Le comédien Jocelyn Lebeau se fait le porte-parole de ses pairs dans une pièce de théâtre, Y paraît, qui propose une réflexion sur la génération Y.

Le solo théâtral a été présenté à l'occasion de Zone Homa, un festival du quartier Hochelaga-Maisonneuve qui mise sur les œuvres en développement qui portent un regard nouveau sur la société.

La pièce s'interroge sur la nature même des jeunes de cette génération. Le comédien a voulu aller plus loin que les idées toutes faites, notamment que la génération Y est accro aux ordinateurs, aux téléphones intelligents, aux jeux vidéo et que cette génération est obsédée par le paraître.

Sur scène, Jocelyn Lebeau lit les textes d'une dizaine d'auteurs de 20 à 35 ans et d'un « vieux » de 60 ans, le dramaturge René-Daniel Dubois.
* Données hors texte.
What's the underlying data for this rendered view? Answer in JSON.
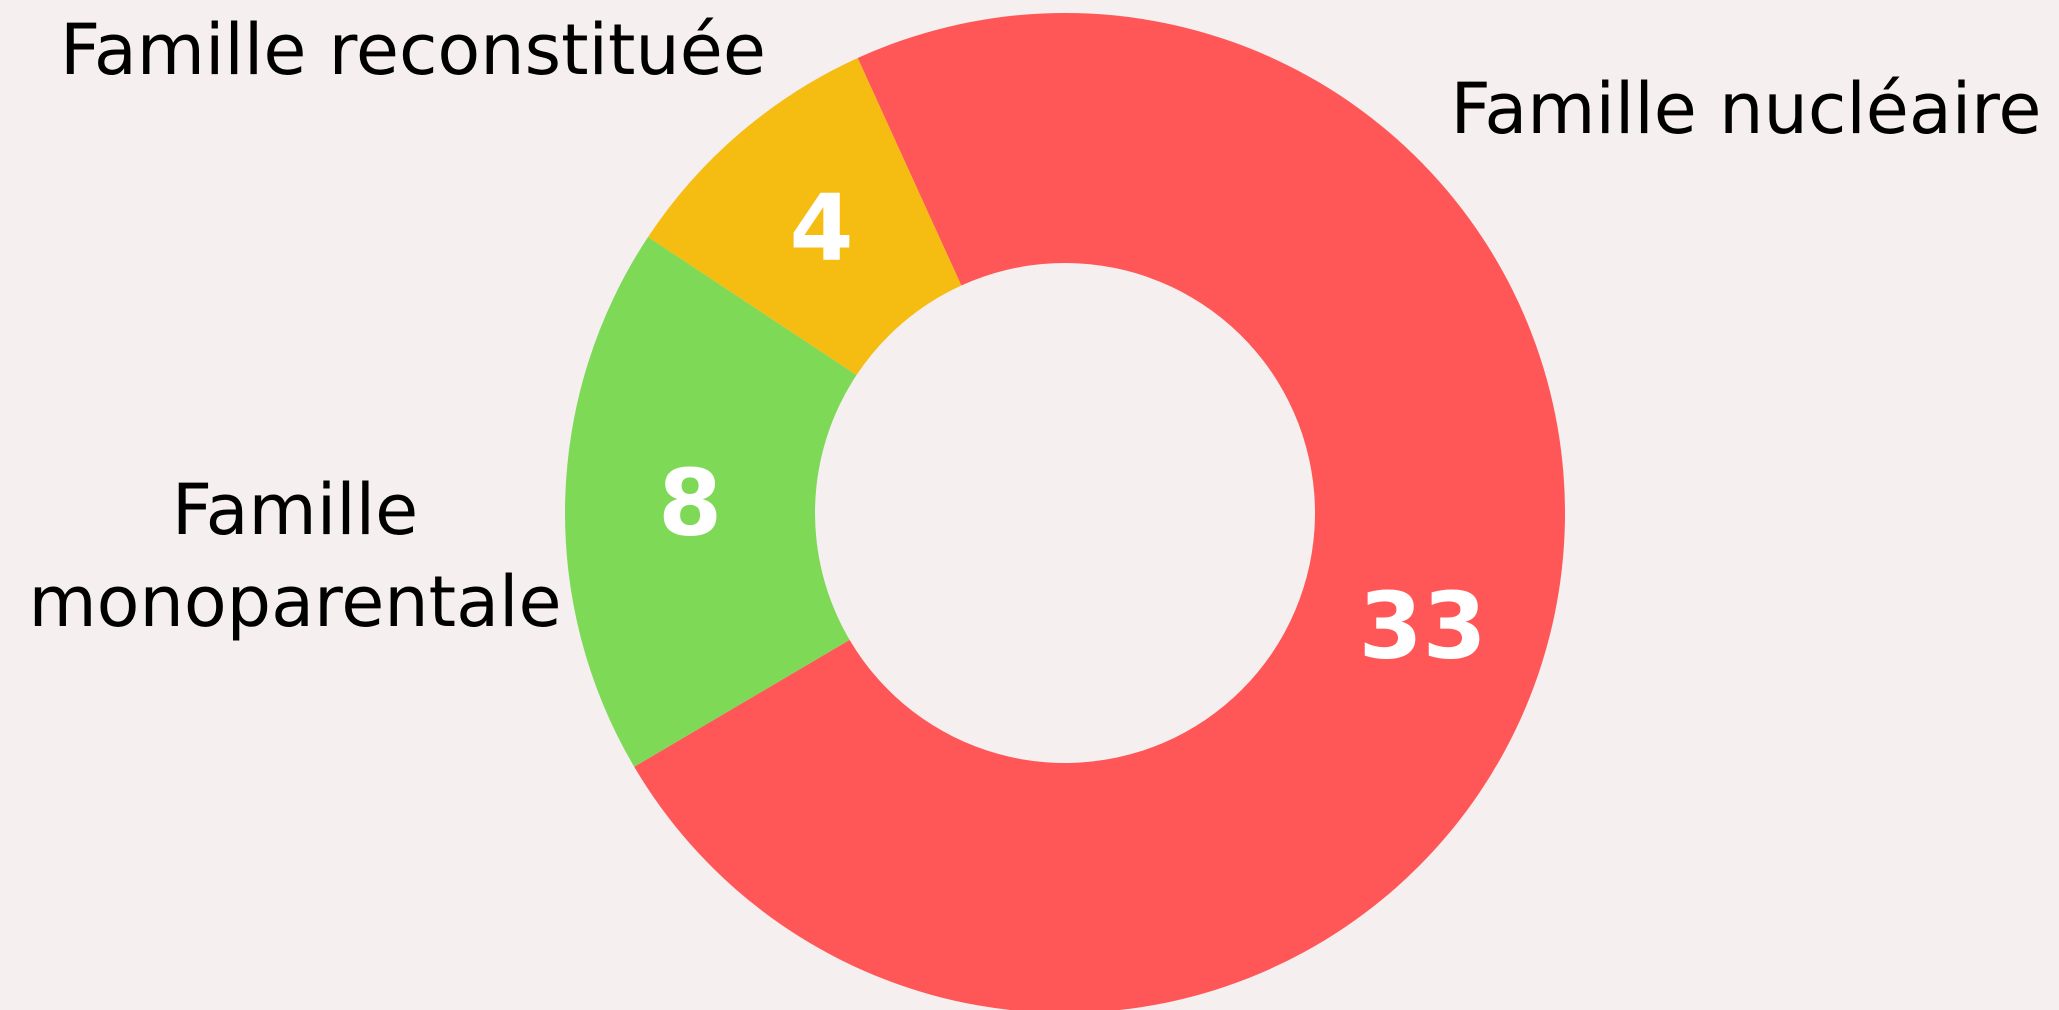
{
  "chart_data": {
    "type": "donut",
    "categories": [
      "Famille nucléaire",
      "Famille monoparentale",
      "Famille reconstituée"
    ],
    "values": [
      33,
      8,
      4
    ],
    "colors": [
      "#ff5757",
      "#7ed957",
      "#f5bc11"
    ]
  }
}
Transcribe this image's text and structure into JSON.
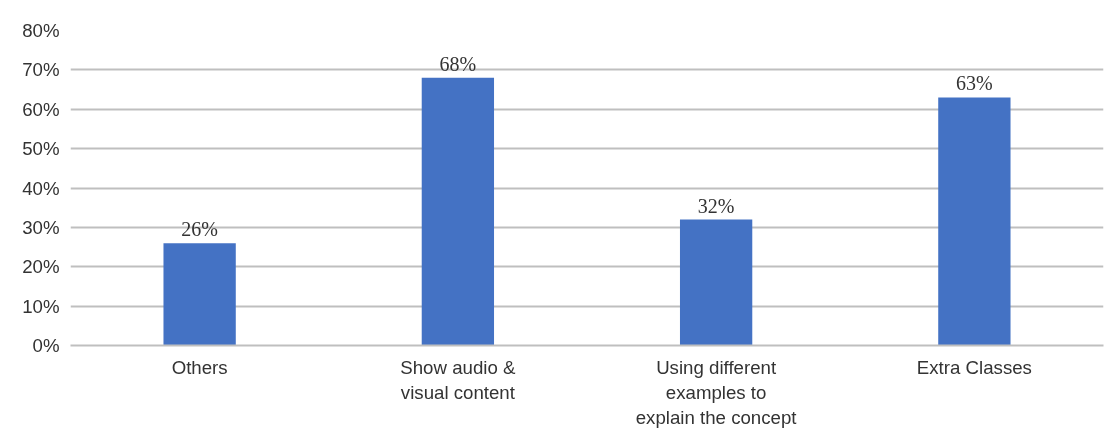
{
  "chart_data": {
    "type": "bar",
    "categories": [
      "Others",
      "Show audio &\nvisual content",
      "Using different\nexamples to\nexplain the concept",
      "Extra Classes"
    ],
    "values": [
      26,
      68,
      32,
      63
    ],
    "value_labels": [
      "26%",
      "68%",
      "32%",
      "63%"
    ],
    "color": "#4472c4",
    "ylim": [
      0,
      80
    ],
    "yticks": [
      {
        "value": 0,
        "label": "0%"
      },
      {
        "value": 10,
        "label": "10%"
      },
      {
        "value": 20,
        "label": "20%"
      },
      {
        "value": 30,
        "label": "30%"
      },
      {
        "value": 40,
        "label": "40%"
      },
      {
        "value": 50,
        "label": "50%"
      },
      {
        "value": 60,
        "label": "60%"
      },
      {
        "value": 70,
        "label": "70%"
      },
      {
        "value": 80,
        "label": "80%"
      }
    ],
    "grid": "y"
  }
}
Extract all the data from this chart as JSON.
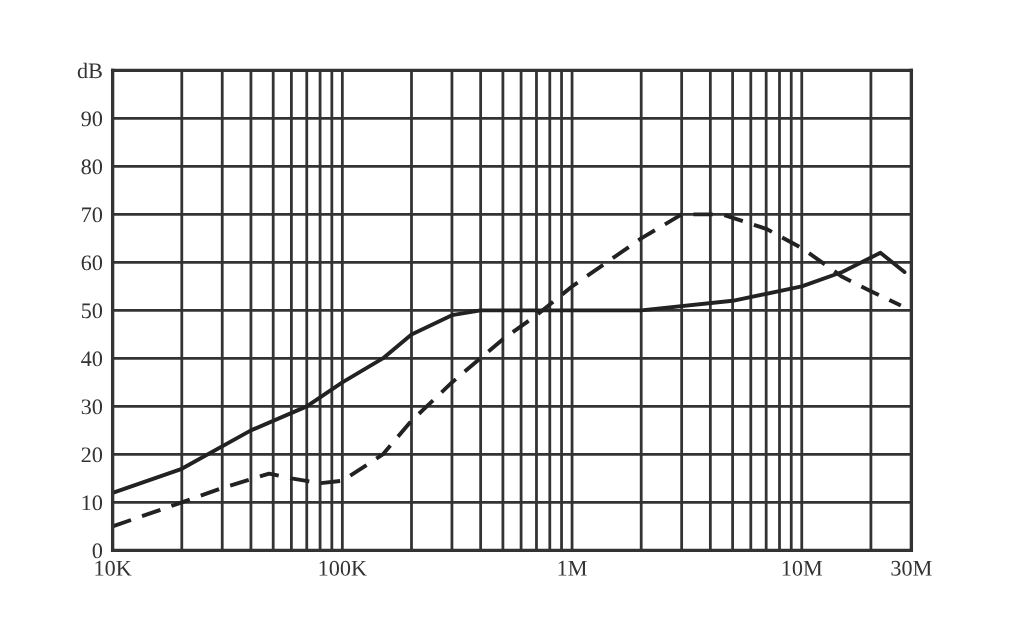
{
  "chart_data": {
    "type": "line",
    "log": "x",
    "grid": true,
    "legend": false,
    "marker": "none",
    "xlim": [
      10000,
      30000000
    ],
    "xticks": [
      {
        "value": 10000,
        "label": "10K"
      },
      {
        "value": 100000,
        "label": "100K"
      },
      {
        "value": 1000000,
        "label": "1M"
      },
      {
        "value": 10000000,
        "label": "10M"
      },
      {
        "value": 30000000,
        "label": "30M"
      }
    ],
    "ylim": [
      0,
      100
    ],
    "yticks": [
      0,
      10,
      20,
      30,
      40,
      50,
      60,
      70,
      80,
      90,
      {
        "value": 100,
        "label": "dB"
      }
    ],
    "series": [
      {
        "color": "#222222",
        "line_style": "solid",
        "x": [
          10000,
          20000,
          40000,
          70000,
          100000,
          150000,
          200000,
          300000,
          400000,
          1000000,
          2000000,
          5000000,
          10000000,
          15000000,
          22000000,
          28000000
        ],
        "values": [
          12,
          17,
          25,
          30,
          35,
          40,
          45,
          49,
          50,
          50,
          50,
          52,
          55,
          58,
          62,
          58
        ]
      },
      {
        "color": "#222222",
        "line_style": "dashed",
        "x": [
          10000,
          20000,
          30000,
          48000,
          60000,
          80000,
          100000,
          150000,
          200000,
          300000,
          500000,
          700000,
          1000000,
          2000000,
          3000000,
          4500000,
          7000000,
          10000000,
          15000000,
          20000000,
          27000000
        ],
        "values": [
          5,
          10,
          13,
          16,
          15,
          14,
          14.5,
          20,
          27,
          35,
          44,
          49,
          55,
          65,
          70,
          70,
          67,
          63,
          57,
          54,
          51
        ]
      }
    ]
  }
}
« On n'est pas tous pareils. On n'est pas formatés, mais il y a quand même des points communs qui nous rassemblent. Quand j'ai eu 30 ans, ça m'est tombé dessus et il fallait que je pense où j'étais rendu dans la vie. Je voulais le faire collectivement avec des amis auteurs », explique Jocelyn Lebeau.

L'un des auteurs est le comédien et metteur en scène Simon Boulerice, qui a écrit un texte plein d'ironie sur le culte de l'apparence, de la célébrité et de l'obsession d'être reconnu. Des attitudes qu'on associe à la génération Y. Le texte Mon tour va bien finir par arriver est inspiré de sa propre histoire.

Le poète acadien Jonathan Roy a voulu parler d'une génération qui baigne dans la sexualité et la surabondance d'information. Un autre acadien, Gabriel Robichaud, un auteur et comédien de Moncton qui vit à Ottawa, évoque dans son texte les menaces qui pèsent sur la génération Y. « On a grandi avec le sida, le cancer », lance-t-il.

L'une des trois filles du groupe, la dramaturge montréalaise Annick Lefebvre s'est penchée sur la place de la religion dans la vie des 20-35 ans. Dans son texte, Remplir les stades, elle se demande par quoi la génération Y a remplacé l'Église.

Les auteurs donnent aussi la parole à d'autres générations. Les baby-boomers sont incarnés par Gilles Renaud et Marie-Thérèse Fortin.

« Ces jeunes-là prennent la parole avec une assurance avec une espèce d'ouverture d'esprit aussi, une capacité à nommer ce qu'ils vivent et à avoir un regard envers les autres générations aussi, explique la comédienne. Je trouve leur regard assez juste et très honnête et très beau en même temps. »

Même la mise en scène est à l'image des Y.

« Malheureusement, on est une génération qui a de la misère à se concentrer. Il y a donc en effet dans la mise en scène quelque chose qui nous stimule souvent. »

La version présentée lors de l'événement Zone Homa est la première mouture d'un projet de longue haleine, qui a été immortalisée dans un livre relié à la main et publié chez Possible Éditions, maison dirigée par des jeunes de la génération Y.